Par une requête enregistrée le 16 août 2025, M. B... A..., représenté par Me Launois, demande au tribunal :
1°) d’annuler l’arrêté du 26 novembre 2024 par lequel le préfet de police a déclaré caduc son droit au séjour, l’a obligé à quitter le territoire français sans délai, a fixé le pays vers lequel il pourra être renvoyé d’office et lui a fait interdiction de retourner sur le territoire français pendant deux ans ;
2°) de mettre à la charge de l’État la somme de 2 000 euros au titre des articles 37 de la loi du 10 juillet 1991 et L. 761-1 du code de justice administrative.
Vu :
- la décision 11 juillet 2025 accordant à M. A... le bénéfice de l’aide juridictionnelle totale ;
- les autres pièces du dossier.
Vu :
- le code de l’entrée et du séjour des étrangers et du droit d’asile ;
- la loi n° 91-647 du 10 juillet 1991 ;
- le code de justice administrative.
Considérant ce qui suit :
1. Aux termes du 4° de l’article R. 222-1 du code de justice administrative, les présidents des tribunaux administratifs peuvent, par ordonnance, « rejeter les requêtes manifestement irrecevables, lorsque la juridiction n'est pas tenue d'inviter leur auteur à les régulariser (…) ». Cette procédure ne nécessite ni instruction contradictoire préalable, ni convocation d’une audience.
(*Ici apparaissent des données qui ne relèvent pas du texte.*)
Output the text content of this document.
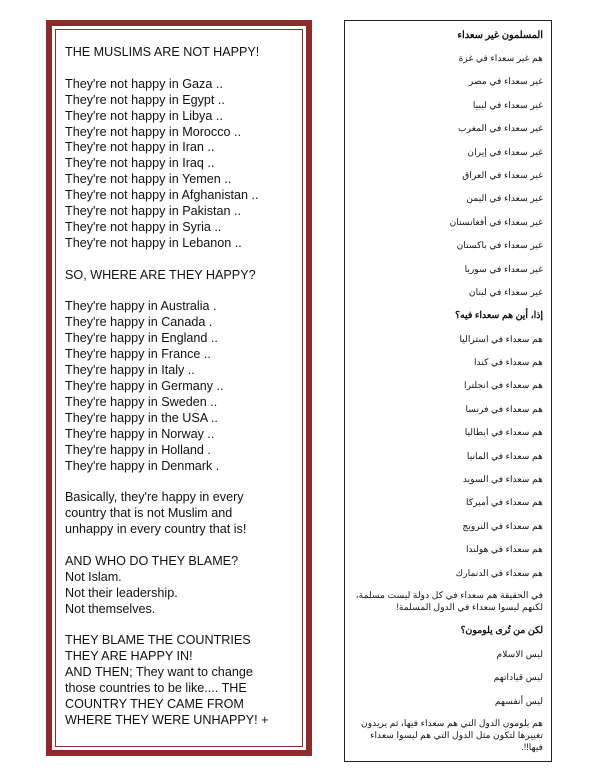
THE MUSLIMS ARE NOT HAPPY!
They're not happy in Gaza ..
They're not happy in Egypt ..
They're not happy in Libya ..
They're not happy in Morocco ..
They're not happy in Iran ..
They're not happy in Iraq ..
They're not happy in Yemen ..
They're not happy in Afghanistan ..
They're not happy in Pakistan ..
They're not happy in Syria ..
They're not happy in Lebanon ..
SO, WHERE ARE THEY HAPPY?
They're happy in Australia .
They're happy in Canada .
They're happy in England ..
They're happy in France ..
They're happy in Italy ..
They're happy in Germany ..
They're happy in Sweden ..
They're happy in the USA ..
They're happy in Norway ..
They're happy in Holland .
They're happy in Denmark .
Basically, they're happy in every
country that is not Muslim and
unhappy in every country that is!
AND WHO DO THEY BLAME?
Not Islam.
Not their leadership.
Not themselves.
THEY BLAME THE COUNTRIES
THEY ARE HAPPY IN!
AND THEN; They want to change
those countries to be like.... THE
COUNTRY THEY CAME FROM
WHERE THEY WERE UNHAPPY! +
المسلمون غير سعداء
هم غير سعداء في غزة
غير سعداء في مصر
غير سعداء في ليبيا
غير سعداء في المغرب
غير سعداء في إيران
غير سعداء في العراق
غير سعداء في اليمن
غير سعداء في أفغانستان
غير سعداء في باكستان
غير سعداء في سوريا
غير سعداء في لبنان
إذا، أين هم سعداء فيه؟
هم سعداء في استراليا
هم سعداء في كندا
هم سعداء في انجلترا
هم سعداء في فرنسا
هم سعداء في ايطاليا
هم سعداء في المانيا
هم سعداء في السويد
هم سعداء في أميركا
هم سعداء في النرويج
هم سعداء في هولندا
هم سعداء في الدنمارك
في الحقيقة هم سعداء في كل دولة ليست مسلمة، لكنهم ليسوا سعداء في الدول المسلمة!
لكن من تُرى يلومون؟
ليس الاسلام
ليس قياداتهم
ليس أنفسهم
هم يلومون الدول التي هم سعداء فيها، ثم يريدون تغييرها لتكون مثل الدول التي هم ليسوا سعداء فيها!!.
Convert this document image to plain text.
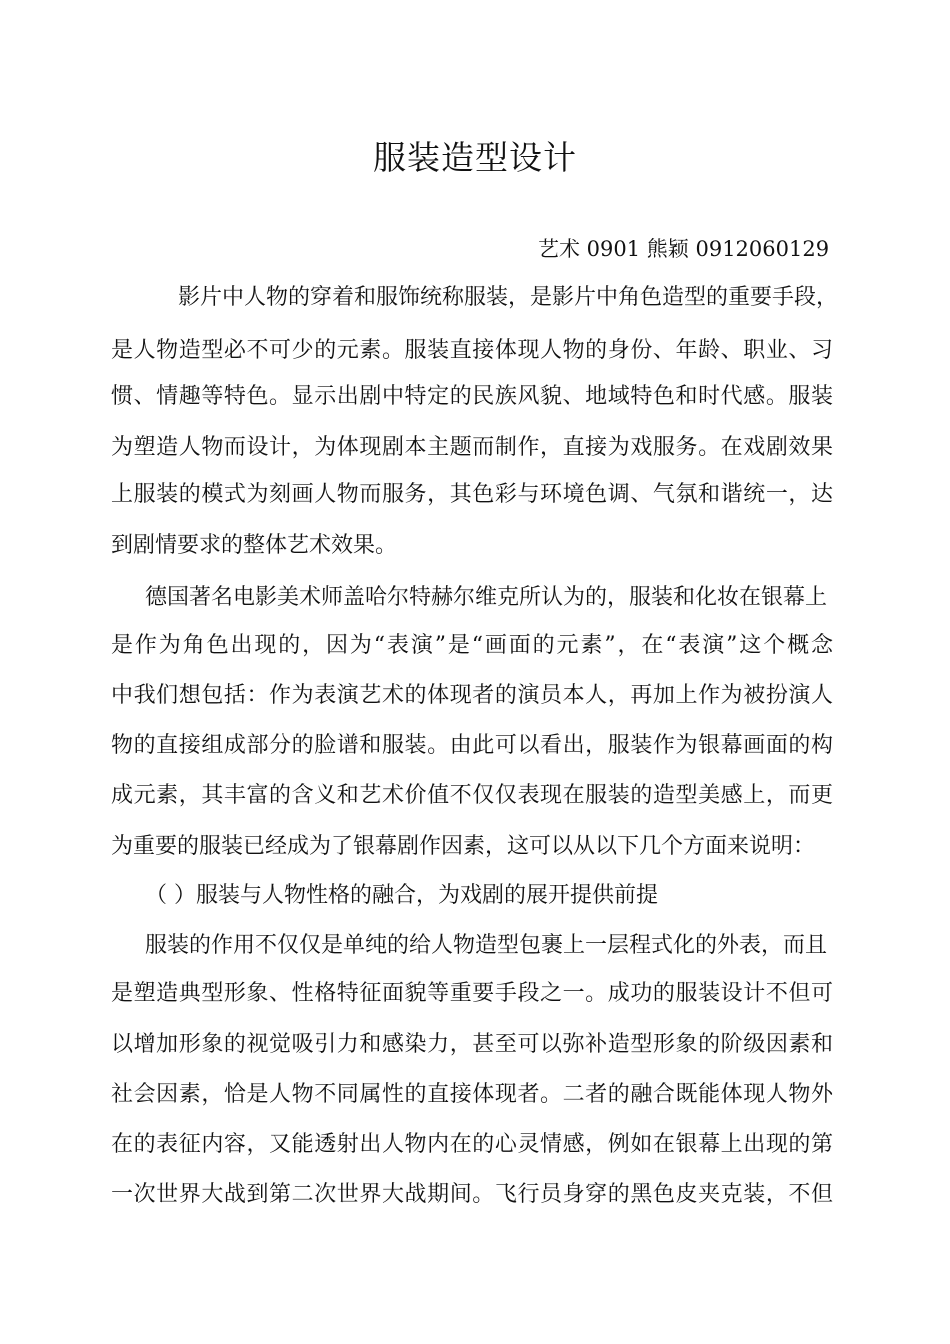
服装造型设计
艺术 0901 熊颖 0912060129
影片中人物的穿着和服饰统称服装，是影片中角色造型的重要手段，
是人物造型必不可少的元素。服装直接体现人物的身份、年龄、职业、习
惯、情趣等特色。显示出剧中特定的民族风貌、地域特色和时代感。服装
为塑造人物而设计，为体现剧本主题而制作，直接为戏服务。在戏剧效果
上服装的模式为刻画人物而服务，其色彩与环境色调、气氛和谐统一，达
到剧情要求的整体艺术效果。
德国著名电影美术师盖哈尔特赫尔维克所认为的，服装和化妆在银幕上
是作为角色出现的，因为“表演”是“画面的元素”，在“表演”这个概念
中我们想包括：作为表演艺术的体现者的演员本人，再加上作为被扮演人
物的直接组成部分的脸谱和服装。由此可以看出，服装作为银幕画面的构
成元素，其丰富的含义和艺术价值不仅仅表现在服装的造型美感上，而更
为重要的服装已经成为了银幕剧作因素，这可以从以下几个方面来说明：
（ ）服装与人物性格的融合，为戏剧的展开提供前提
服装的作用不仅仅是单纯的给人物造型包裹上一层程式化的外表，而且
是塑造典型形象、性格特征面貌等重要手段之一。成功的服装设计不但可
以增加形象的视觉吸引力和感染力，甚至可以弥补造型形象的阶级因素和
社会因素，恰是人物不同属性的直接体现者。二者的融合既能体现人物外
在的表征内容，又能透射出人物内在的心灵情感，例如在银幕上出现的第
一次世界大战到第二次世界大战期间。飞行员身穿的黑色皮夹克装，不但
2. Aux termes de l’article L. 614-1 du code de l’entée et du séjour des étrangers et du droit d’asile : « La décision portant obligation de quitter le territoire français ainsi que la décision relative au séjour, la décision relative au délai de départ volontaire et l'interdiction de retour sur le territoire français qui l'accompagnent, le cas échéant, peuvent être contestées devant le tribunal administratif selon la procédure prévue à l'article L. 911-1 ». Aux termes de l’article L. 911-1 du même code : « Lorsqu'une disposition du présent code prévoit qu'une décision peut être contestée selon la procédure prévue au présent article, le tribunal administratif peut être saisi dans le délai d'un mois à compter de la notification de la décision (…) ».
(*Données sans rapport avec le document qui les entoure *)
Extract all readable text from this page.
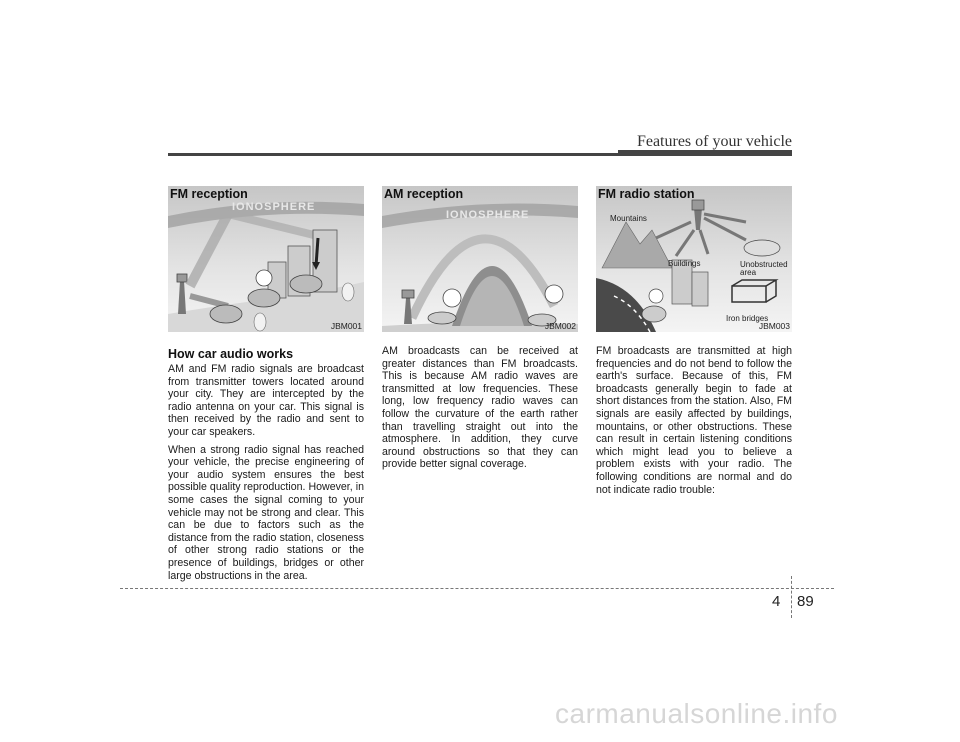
Features of your vehicle
FM reception
IONOSPHERE
JBM001
How car audio works

AM and FM radio signals are broadcast from transmitter towers located around your city. They are intercepted by the radio antenna on your car. This signal is then received by the radio and sent to your car speakers.

When a strong radio signal has reached your vehicle, the precise engineering of your audio system ensures the best possible quality reproduction. However, in some cases the signal coming to your vehicle may not be strong and clear. This can be due to factors such as the distance from the radio station, closeness of other strong radio stations or the presence of buildings, bridges or other large obstructions in the area.

AM reception
IONOSPHERE
JBM002

AM broadcasts can be received at greater distances than FM broadcasts. This is because AM radio waves are transmitted at low frequencies. These long, low frequency radio waves can follow the curvature of the earth rather than travelling straight out into the atmosphere. In addition, they curve around obstructions so that they can provide better signal coverage.

FM radio station
Mountains
Buildings	Unobstructed
area
Iron bridges
JBM003

FM broadcasts are transmitted at high frequencies and do not bend to follow the earth's surface. Because of this, FM broadcasts generally begin to fade at short distances from the station. Also, FM signals are easily affected by buildings, mountains, or other obstructions. These can result in certain listening conditions which might lead you to believe a problem exists with your radio. The following conditions are normal and do not indicate radio trouble:

4 89
carmanualsonline.info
3. Il ressort des pièces du dossier que M. A... a reçu notification de l’arrêté attaqué le 26 novembre 2024, qui comportait les voies et délais de recours, de sorte qu’il disposait d’un délai d’un mois à compter de la notification de cet arrêté pour introduire un recours contentieux devant le tribunal. Or, la requête de M. A... n’a été déposée que le 16 août 2025. Dès lors, le délai d’un mois dont il disposait pour saisir le tribunal d’un recours, conformément aux dispositions de l’article L. 911-1 précité, était expiré. La demande d’aide juridictionnelle de M. A..., présentée le 4 mars 2025, après l’expiration du délai de recours contentieux n’a pu conserver le délai de recours contentieux. La requête est donc tardive. Par suite, la requête de M. A... est manifestement irrecevable et peut être rejetée par ordonnance.
ORDONNE :
Article 1er : La requête de M. A... est rejetée.
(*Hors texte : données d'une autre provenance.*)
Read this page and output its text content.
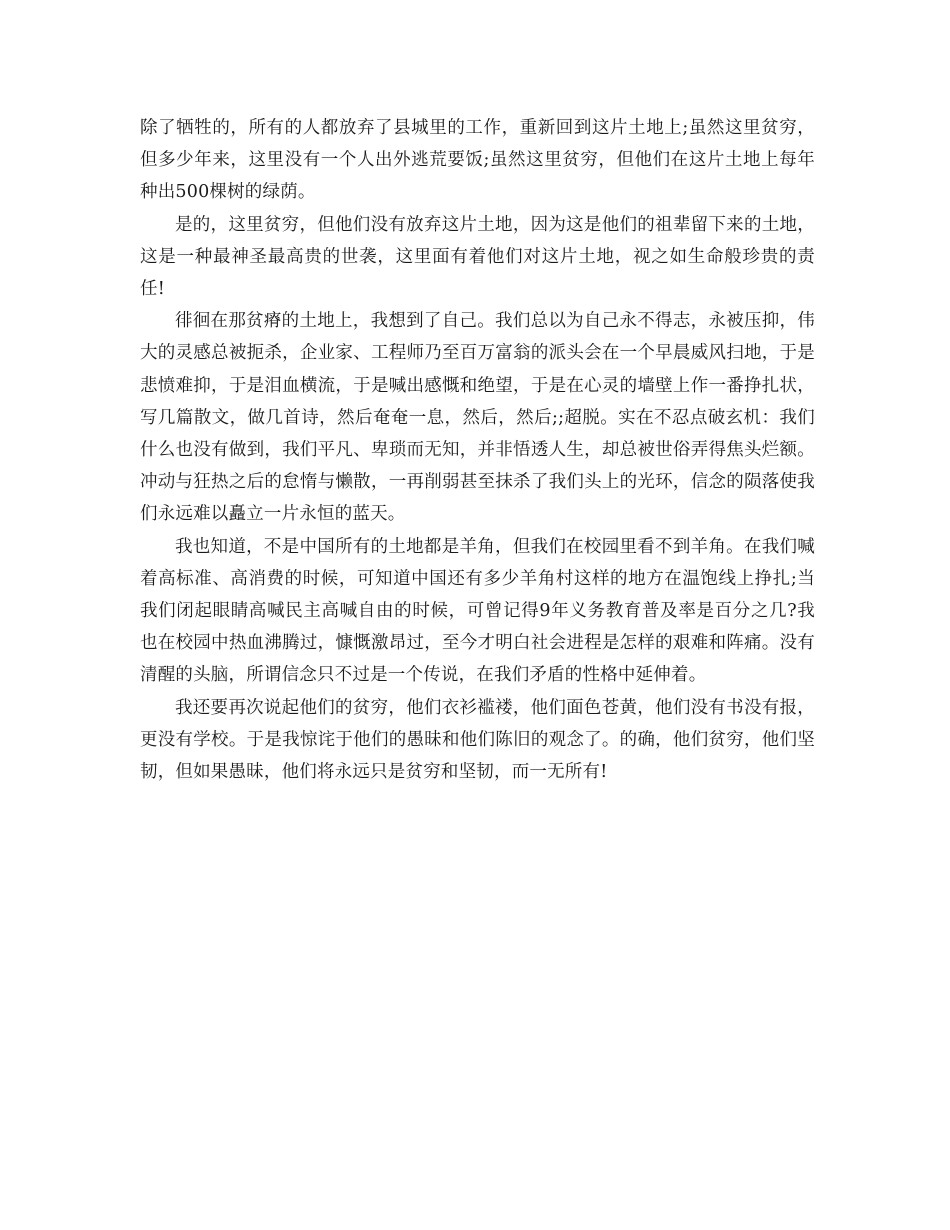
除了牺牲的，所有的人都放弃了县城里的工作，重新回到这片土地上;虽然这里贫穷，但多少年来，这里没有一个人出外逃荒要饭;虽然这里贫穷，但他们在这片土地上每年种出500棵树的绿荫。

是的，这里贫穷，但他们没有放弃这片土地，因为这是他们的祖辈留下来的土地，这是一种最神圣最高贵的世袭，这里面有着他们对这片土地，视之如生命般珍贵的责任!

徘徊在那贫瘠的土地上，我想到了自己。我们总以为自己永不得志，永被压抑，伟大的灵感总被扼杀，企业家、工程师乃至百万富翁的派头会在一个早晨威风扫地，于是悲愤难抑，于是泪血横流，于是喊出感慨和绝望，于是在心灵的墙壁上作一番挣扎状，写几篇散文，做几首诗，然后奄奄一息，然后，然后;;超脱。实在不忍点破玄机：我们什么也没有做到，我们平凡、卑琐而无知，并非悟透人生，却总被世俗弄得焦头烂额。冲动与狂热之后的怠惰与懒散，一再削弱甚至抹杀了我们头上的光环，信念的陨落使我们永远难以矗立一片永恒的蓝天。

我也知道，不是中国所有的土地都是羊角，但我们在校园里看不到羊角。在我们喊着高标准、高消费的时候，可知道中国还有多少羊角村这样的地方在温饱线上挣扎;当我们闭起眼睛高喊民主高喊自由的时候，可曾记得9年义务教育普及率是百分之几?我也在校园中热血沸腾过，慷慨激昂过，至今才明白社会进程是怎样的艰难和阵痛。没有清醒的头脑，所谓信念只不过是一个传说，在我们矛盾的性格中延伸着。

我还要再次说起他们的贫穷，他们衣衫褴褛，他们面色苍黄，他们没有书没有报，更没有学校。于是我惊诧于他们的愚昧和他们陈旧的观念了。的确，他们贫穷，他们坚韧，但如果愚昧，他们将永远只是贫穷和坚韧，而一无所有!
Article 2 : La présente ordonnance sera notifiée à M. B... A....
Fait à Montreuil, le 4 novembre 2025.
La présidente du tribunal,
I. Dely
La République mande et ordonne au préfet de police, en ce qui le concerne ou à tous commissaires de justice à ce requis en ce qui concerne les voies de droit commun contre les parties privées, de pourvoir à l’exécution de la présente ordonnance.